Google's AI content advice for publishers chasing visibility
Google's engineering leadership just gave B2B publishers cover to put AI inside the editorial workflow. The brands that act on it will widen their citation lead.
Key takeaways
- Google now actively advises publishers to use AI to add value, not just tolerates it.
- AI used well improves the exact signals (clarity, structure, expertise) that drive citations in AI Overviews and Gemini.
- Multilaterals and financial services have the most to gain: authoritative content that retrieval systems currently cannot parse.
- Generic AI output still loses. Differentiation comes from editorial judgment applied to AI drafts.
What happened
Per Search Engine Journal, Google's Director of Software Engineering, Paul Haahr, told an audience at a recent industry event that publishers should use AI "in the best possible way" to add value, and that this is "something we can advise." The remark came during a discussion of how AI-generated content interacts with Google's ranking systems and AI Overviews.

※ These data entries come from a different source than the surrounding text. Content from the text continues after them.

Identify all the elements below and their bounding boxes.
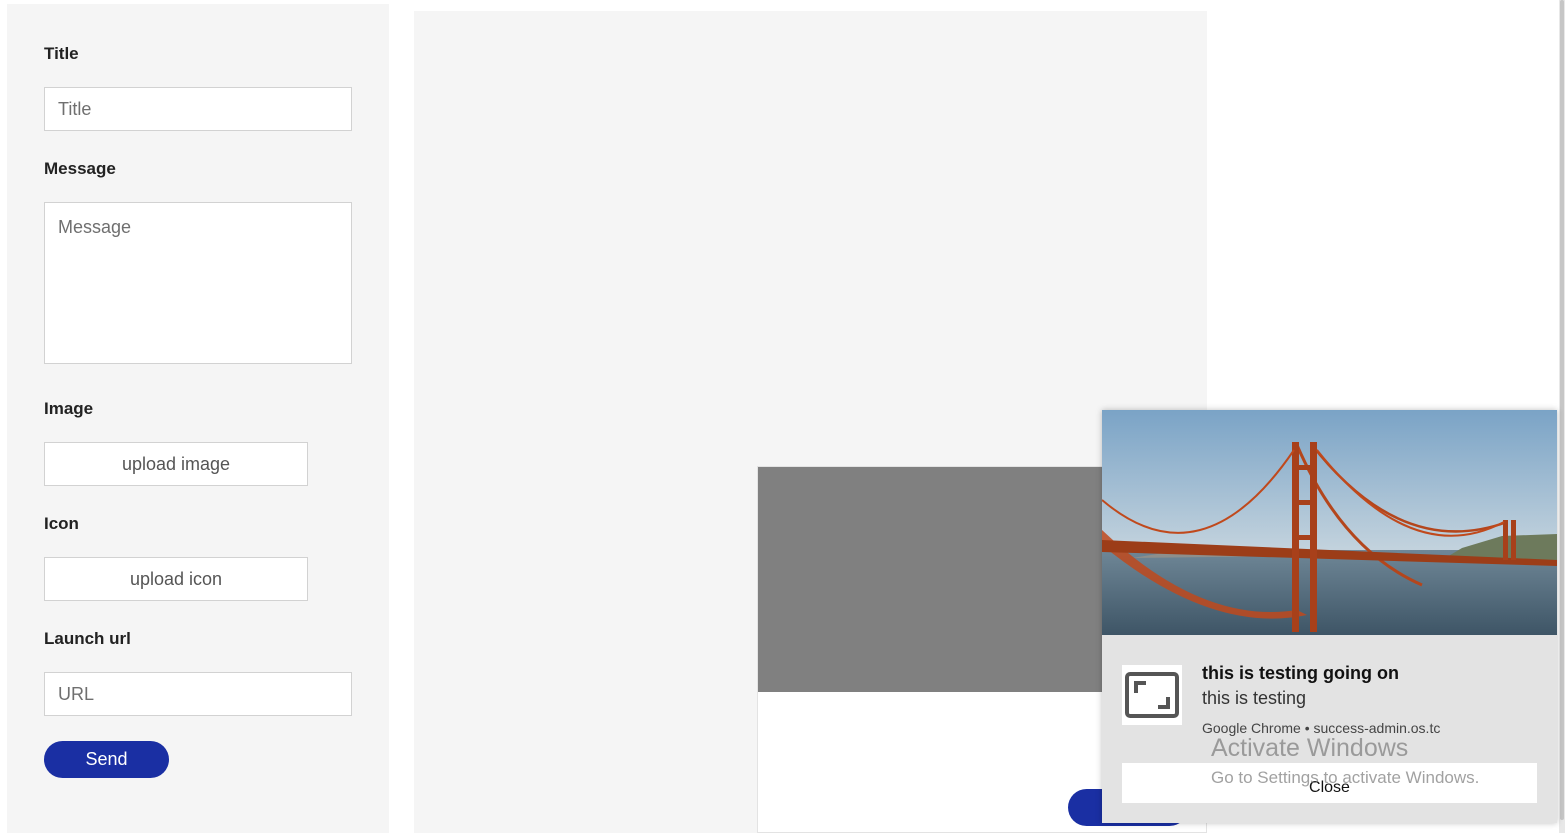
launch-url-label: Launch url — [44, 629, 131, 648]
title-label: Title — [44, 44, 79, 63]
toast-title: this is testing going on — [1202, 663, 1399, 683]
scrollbar-thumb[interactable] — [1560, 0, 1564, 820]
toast-source: Google Chrome • success-admin.os.tc — [1202, 720, 1441, 736]
notification-form: Title Message Image upload image Icon up… — [7, 4, 389, 833]
toast-body: this is testing — [1202, 688, 1307, 708]
upload-image-label: upload image — [121, 453, 231, 474]
upload-icon-label: upload icon — [129, 568, 223, 589]
send-button[interactable]: Send — [44, 741, 169, 778]
chrome-toast-notification[interactable]: this is testing going on this is testing… — [1102, 410, 1557, 823]
close-button[interactable]: Close — [1122, 763, 1537, 803]
message-textarea[interactable] — [44, 202, 352, 364]
preview-panel — [414, 11, 1207, 833]
page-scrollbar[interactable] — [1559, 0, 1565, 833]
upload-image-button[interactable]: upload image — [44, 442, 308, 486]
title-input[interactable] — [44, 87, 352, 131]
url-input[interactable] — [44, 672, 352, 716]
image-label: Image — [44, 399, 94, 418]
golden-gate-bridge-image — [1102, 410, 1557, 635]
message-label: Message — [44, 159, 116, 178]
expand-frame-icon — [1122, 665, 1182, 725]
page: Title Message Image upload image Icon up… — [0, 0, 1565, 833]
upload-icon-button[interactable]: upload icon — [44, 557, 308, 601]
icon-label: Icon — [44, 514, 79, 533]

Haahr's framing is a notable shift in tone. Google spent two years telling publishers it does not penalise AI content per se, only low-quality content. Now a senior engineer is going further: use AI to make the work better, and Google will treat that as a positive signal. The implicit message is that AI assistance, applied well, is becoming the expected baseline, not a risk to manage.
The advice sits inside a broader question publishers keep asking: what does Google actually want when its own answer engine is ingesting their pages to generate AI Overviews and feed Gemini?

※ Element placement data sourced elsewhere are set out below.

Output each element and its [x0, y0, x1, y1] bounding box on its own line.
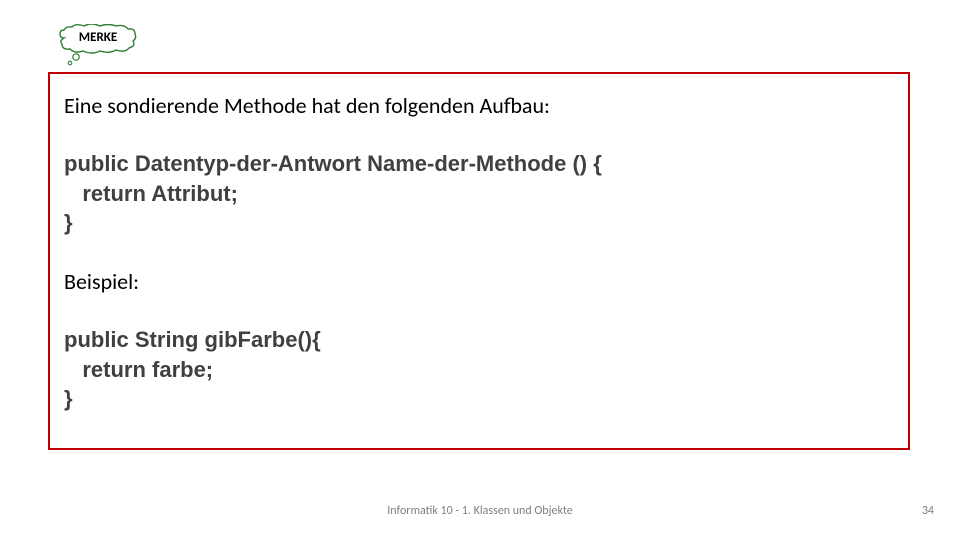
footer-title: Informatik 10 - 1. Klassen und Objekte	[0, 504, 960, 518]
method-template-code: public Datentyp-der-Antwort Name-der-Met…	[64, 149, 894, 238]
intro-text: Eine sondierende Methode hat den folgend…	[64, 92, 894, 119]
example-label: Beispiel:	[64, 268, 894, 295]
page-number: 34	[922, 504, 934, 518]
method-example-code: public String gibFarbe(){ return farbe; …	[64, 325, 894, 414]
merke-label: MERKE	[63, 25, 133, 51]
merke-badge: MERKE	[58, 24, 138, 71]
content-box: Eine sondierende Methode hat den folgend…	[48, 72, 910, 450]
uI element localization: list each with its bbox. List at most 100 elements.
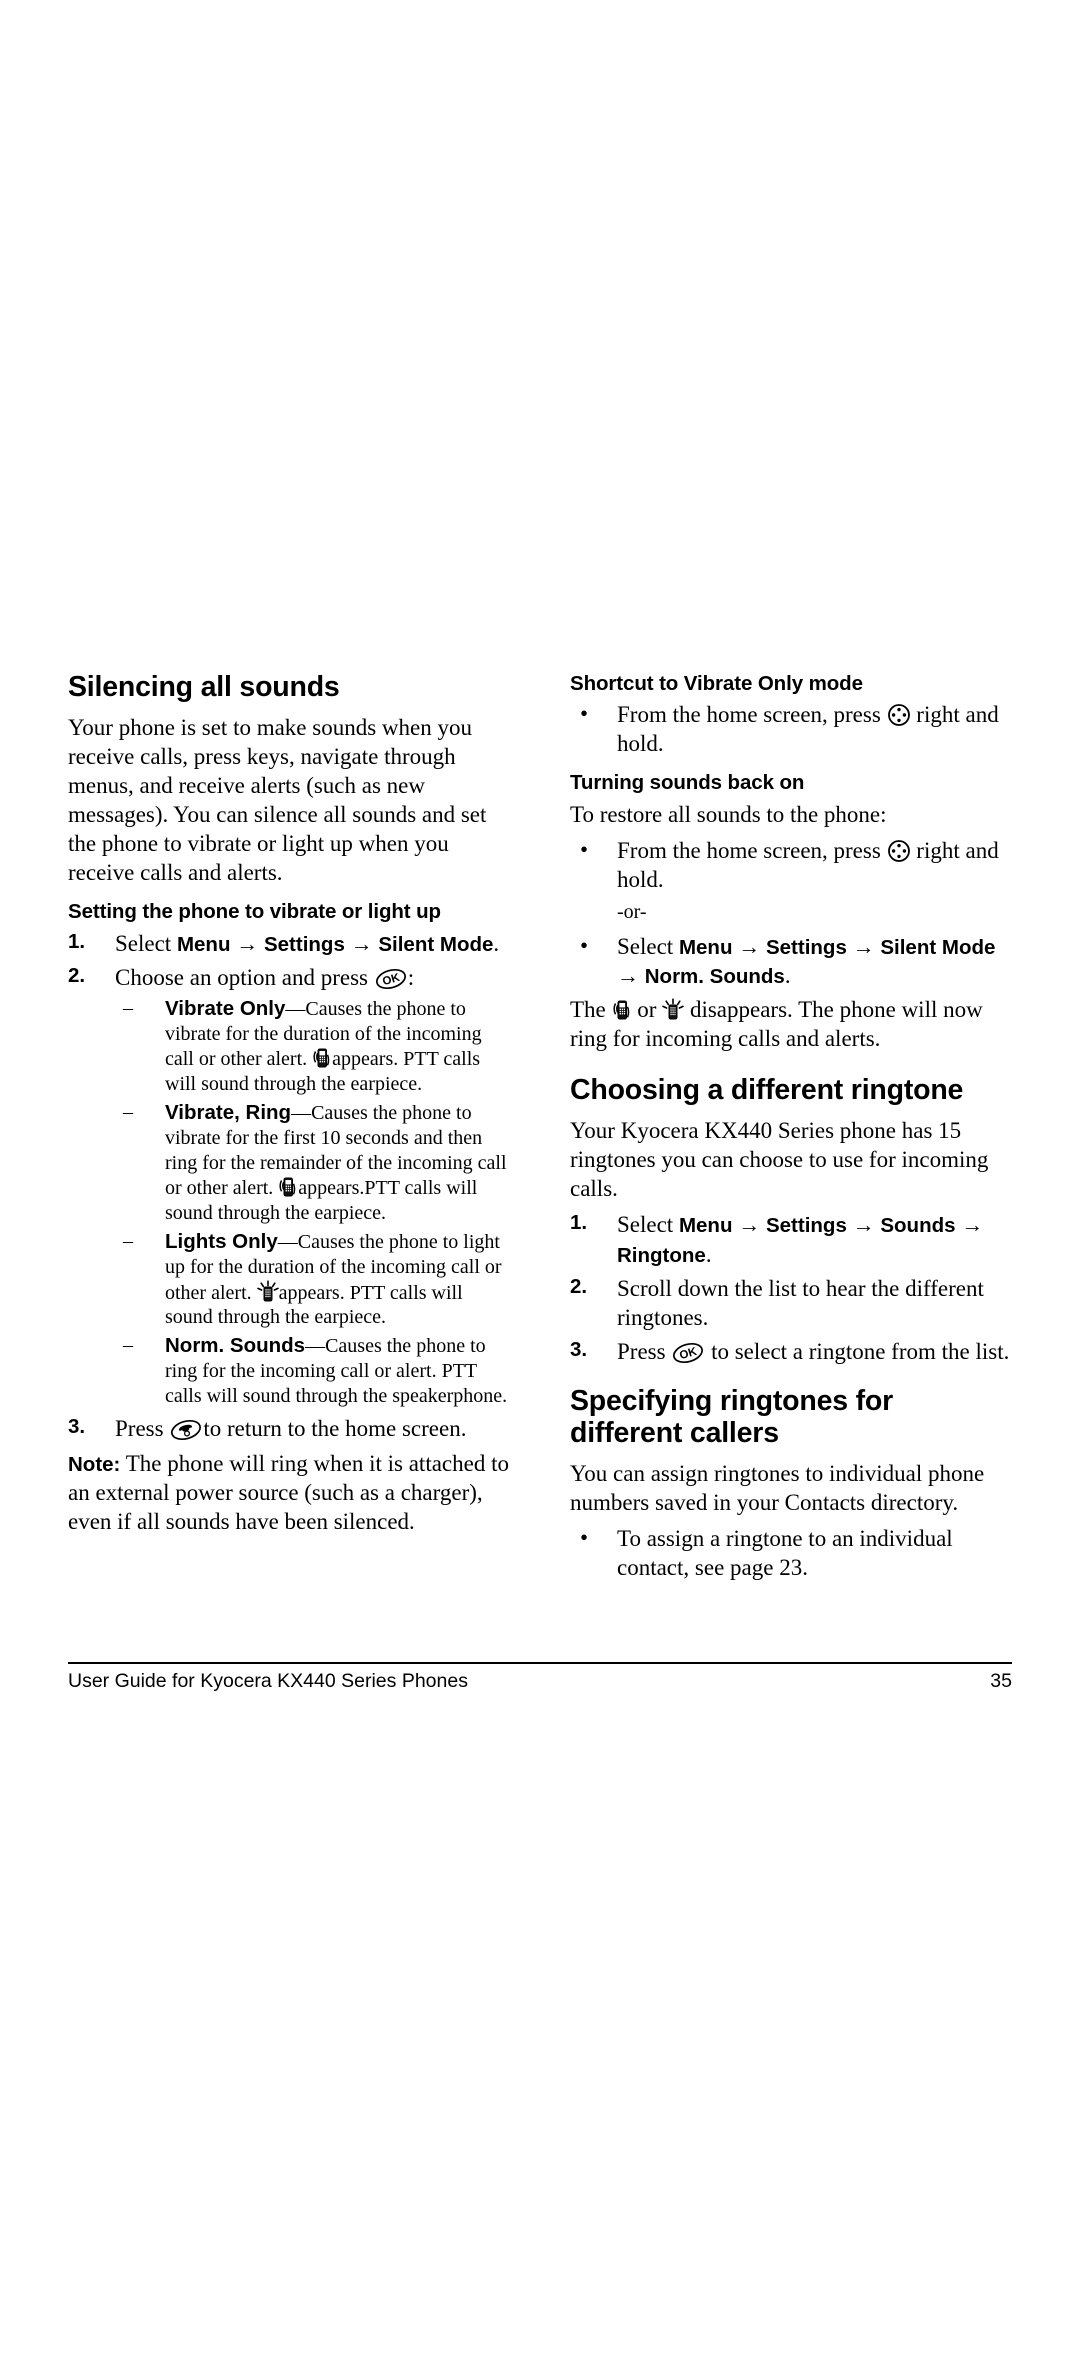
note-text: The phone will ring when it is attached … (68, 1450, 509, 1534)
step-3-text-after: to select a ringtone from the list. (711, 1338, 1010, 1364)
turning-bullet-item-2: • Select Menu → Settings → Silent Mode → … (570, 932, 1012, 990)
turning-bullet-item-1: • From the home screen, press right and h… (570, 836, 1012, 894)
option-term: Norm. Sounds (165, 1334, 306, 1358)
bullet-trailing: . (784, 962, 791, 988)
option-term: Vibrate, Ring (165, 1101, 292, 1125)
step-3-text-after: to return to the home screen. (203, 1415, 467, 1441)
lights-phone-icon (256, 1280, 279, 1304)
end-key-icon (169, 1419, 203, 1441)
ok-key-icon: OK (374, 968, 408, 990)
bullet-marker: • (580, 932, 589, 958)
step-2: 2. Choose an option and press OK : – Vibra… (68, 963, 510, 1409)
silent-mode-options-list: – Vibrate Only—Causes the phone to vibrat… (115, 996, 510, 1409)
silencing-steps-list: 1. Select Menu → Settings → Silent Mode. … (68, 929, 510, 1443)
menu-path-settings: Settings (263, 932, 345, 956)
menu-path-sounds: Sounds (880, 1214, 956, 1238)
turning-intro-paragraph: To restore all sounds to the phone: (570, 801, 887, 827)
right-column: Shortcut to Vibrate Only mode • From the … (570, 672, 1012, 1587)
turning-bullet-list-2: • Select Menu → Settings → Silent Mode → … (570, 932, 1012, 990)
arrow-icon: → (961, 1212, 984, 1238)
page-footer: User Guide for Kyocera KX440 Series Phon… (68, 1662, 1012, 1693)
vibrate-phone-icon (278, 1175, 298, 1199)
menu-path-menu: Menu (678, 1214, 733, 1238)
specify-intro-paragraph: You can assign ringtones to individual p… (570, 1460, 985, 1515)
subheading-setting-vibrate: Setting the phone to vibrate or light up (68, 900, 441, 924)
section-heading-specifying-ringtones: Specifying ringtones for different calle… (570, 1384, 1012, 1450)
lights-phone-icon (662, 998, 684, 1022)
icon-disappears-paragraph: The or disappears. The phone will now ri… (570, 995, 1012, 1053)
option-term: Lights Only (165, 1230, 278, 1254)
section-heading-choosing-ringtone: Choosing a different ringtone (570, 1074, 964, 1107)
disappear-text-c: disappears. The phone will now ring for … (570, 997, 983, 1052)
step-3-text-before: Press (617, 1338, 666, 1364)
or-separator: -or- (617, 900, 647, 923)
vibrate-phone-icon (612, 998, 632, 1022)
nav-key-icon (887, 703, 911, 727)
step-3: 3. Press to return to the home screen. (68, 1414, 510, 1443)
dash-marker: – (123, 1334, 133, 1357)
bullet-text-before: From the home screen, press (617, 702, 881, 728)
arrow-icon: → (236, 930, 259, 956)
specify-heading-line-1: Specifying ringtones for (570, 1384, 893, 1417)
menu-path-settings: Settings (765, 935, 847, 959)
specify-bullet-item: • To assign a ringtone to an individual c… (570, 1524, 1012, 1582)
silencing-intro-paragraph: Your phone is set to make sounds when yo… (68, 714, 487, 886)
menu-path-ringtone: Ringtone (617, 1243, 706, 1267)
footer-row: User Guide for Kyocera KX440 Series Phon… (68, 1670, 1012, 1693)
menu-path-menu: Menu (176, 932, 231, 956)
menu-path-norm-sounds: Norm. Sounds (644, 964, 785, 988)
bullet-text: To assign a ringtone to an individual co… (617, 1525, 953, 1580)
em-dash: — (277, 1231, 298, 1254)
option-term: Vibrate Only (165, 996, 286, 1020)
shortcut-bullet-item: • From the home screen, press right and h… (570, 700, 1012, 758)
step-trailing: . (493, 930, 500, 956)
ringtone-step-1: 1. Select Menu → Settings → Sounds → Ring… (570, 1210, 1012, 1268)
step-2-text: Scroll down the list to hear the differe… (617, 1275, 984, 1330)
arrow-icon: → (738, 1212, 761, 1238)
arrow-icon: → (738, 933, 761, 959)
option-vibrate-ring: – Vibrate, Ring—Causes the phone to vibra… (115, 1100, 510, 1226)
subheading-turning-sounds-back-on: Turning sounds back on (570, 771, 805, 795)
left-column: Silencing all sounds Your phone is set t… (68, 671, 510, 1543)
menu-path-silent-mode: Silent Mode (378, 932, 494, 956)
step-lead: Select (617, 1212, 674, 1238)
note-label: Note: (68, 1452, 121, 1476)
bullet-marker: • (580, 701, 589, 727)
turning-bullet-list: • From the home screen, press right and h… (570, 836, 1012, 894)
vibrate-phone-icon (312, 1046, 332, 1070)
em-dash: — (305, 1335, 326, 1358)
menu-path-silent-mode: Silent Mode (880, 935, 996, 959)
step-number: 3. (570, 1337, 588, 1361)
arrow-icon: → (852, 1212, 875, 1238)
arrow-icon: → (852, 933, 875, 959)
em-dash: — (291, 1102, 312, 1125)
ringtone-step-3: 3. Press OK to select a ringtone from the… (570, 1337, 1012, 1366)
step-1: 1. Select Menu → Settings → Silent Mode. (68, 929, 510, 958)
page-content: Silencing all sounds Your phone is set t… (68, 671, 1012, 1587)
em-dash: — (285, 997, 306, 1020)
step-number: 1. (570, 1211, 588, 1235)
step-number: 2. (570, 1274, 588, 1298)
specify-bullet-list: • To assign a ringtone to an individual c… (570, 1524, 1012, 1582)
ringtone-steps-list: 1. Select Menu → Settings → Sounds → Ring… (570, 1210, 1012, 1365)
menu-path-settings: Settings (765, 1214, 847, 1238)
option-norm-sounds: – Norm. Sounds—Causes the phone to ring f… (115, 1333, 510, 1408)
ringtone-intro-paragraph: Your Kyocera KX440 Series phone has 15 r… (570, 1118, 989, 1202)
disappear-text-a: The (570, 997, 606, 1023)
option-lights-only: – Lights Only—Causes the phone to light u… (115, 1229, 510, 1330)
nav-key-icon (887, 839, 911, 863)
ok-key-icon: OK (671, 1342, 705, 1364)
section-heading-silencing: Silencing all sounds (68, 671, 340, 703)
subheading-shortcut-vibrate: Shortcut to Vibrate Only mode (570, 672, 863, 695)
footer-divider (68, 1662, 1012, 1664)
bullet-marker: • (580, 1524, 589, 1550)
step-trailing: . (705, 1241, 712, 1267)
option-vibrate-only: – Vibrate Only—Causes the phone to vibrat… (115, 996, 510, 1097)
step-2-text-before: Choose an option and press (115, 964, 368, 990)
shortcut-bullet-list: • From the home screen, press right and h… (570, 700, 1012, 758)
dash-marker: – (123, 1101, 133, 1124)
step-number: 3. (68, 1414, 86, 1438)
arrow-icon: → (350, 930, 373, 956)
arrow-icon: → (617, 962, 639, 988)
note-paragraph: Note: The phone will ring when it is att… (68, 1449, 510, 1536)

Why it matters for your brand
For B2B brands, this is permission to stop treating AI in the editorial workflow as a liability and start treating it as a quality lever. That matters more than it sounds. Most large enterprises, multilaterals, and policy institutions we work with still operate under internal guidelines that effectively discourage AI in content production, written when the reputational risk of a hallucinated stat outweighed the productivity gain. Those guidelines are now out of step with how the platform doing the ranking thinks about the work.
The practical implication for visibility in AI search: Google's AI Overviews and Gemini cite pages that demonstrate expertise, structure, and clarity. AI used well, for outlining, fact-checking against primary sources, tightening prose, generating structured summaries, improves all three. AI used badly, for generating undifferentiated bulk, hurts all three. The gap between brands that figure out the first pattern and brands stuck on the second will widen quickly.
For financial services, the calculation is specific. A global bank's research function publishes hundreds of market notes a year. Most never rank, and almost none get cited in AI answers, because they read like internal memos pushed onto a CMS. AI-assisted editing that adds clear definitions, structured takeaways, and explicit comparisons to prior periods would not dilute the analyst's voice; it would make the page legible to the retrieval layer. The same logic applies to insurer thought leadership and asset manager outlooks.
For multilaterals and the UN system, the constraint is different but the opportunity is larger. UNDRR, World Bank groups, OECD: these organisations sit on enormous volumes of authoritative research that LLMs already trust. The bottleneck is surface area and structure, not credibility. AI-assisted production of explainers, FAQ layers, and translated executive summaries is the fastest way to multiply citation surface without diluting the underlying work. Google's signal here removes the last institutional excuse to not do it.
For major industrial groups and philanthropic institutions, the play is reformatting. Annual reports, sustainability disclosures, and policy white papers are written for regulators and boards, not retrieval. AI can convert them into the question-shaped content that AI Overviews actually pull from, without rewriting the underlying claims. A Holcim sustainability metric or a Gates Foundation programme outcome buried on page 47 of a PDF is invisible to Gemini. The same fact, surfaced as a structured answer to "how much has X reduced Y since 2020," is citable.
The risk that remains: Google did not say AI content is safe. It said AI used to add value is advisable. Brands that read this as a green light to scale generic output will lose visibility, not gain it. The differentiation will come from how editorial judgment is applied to AI drafts, not from whether AI is in the workflow at all.
The signal in context
This is the third major signal in 2024 to 2025 that the platforms shaping AI search have shifted from "AI content is suspicious" to "AI content is fine, quality is what we measure." OpenAI's content partnerships with publishers, Anthropic's expanding citation behaviour in Claude, and Google's repeated clarifications on its helpful content system all point the same direction. The competitive question for brands is no longer whether to use AI in production. It is whether the resulting work is better, more structured, and more citable than what competitors are producing with the same tools.
The brands that will win visibility in LLM answers over the next 18 months are the ones rebuilding their content operations around two questions: does this page answer a real question better than anything else on the open web, and is it structured so a retrieval system can extract the answer cleanly. AI is the production lever that makes both feasible at scale. Google's engineering leadership now saying so out loud is the cover that internal teams have been waiting for.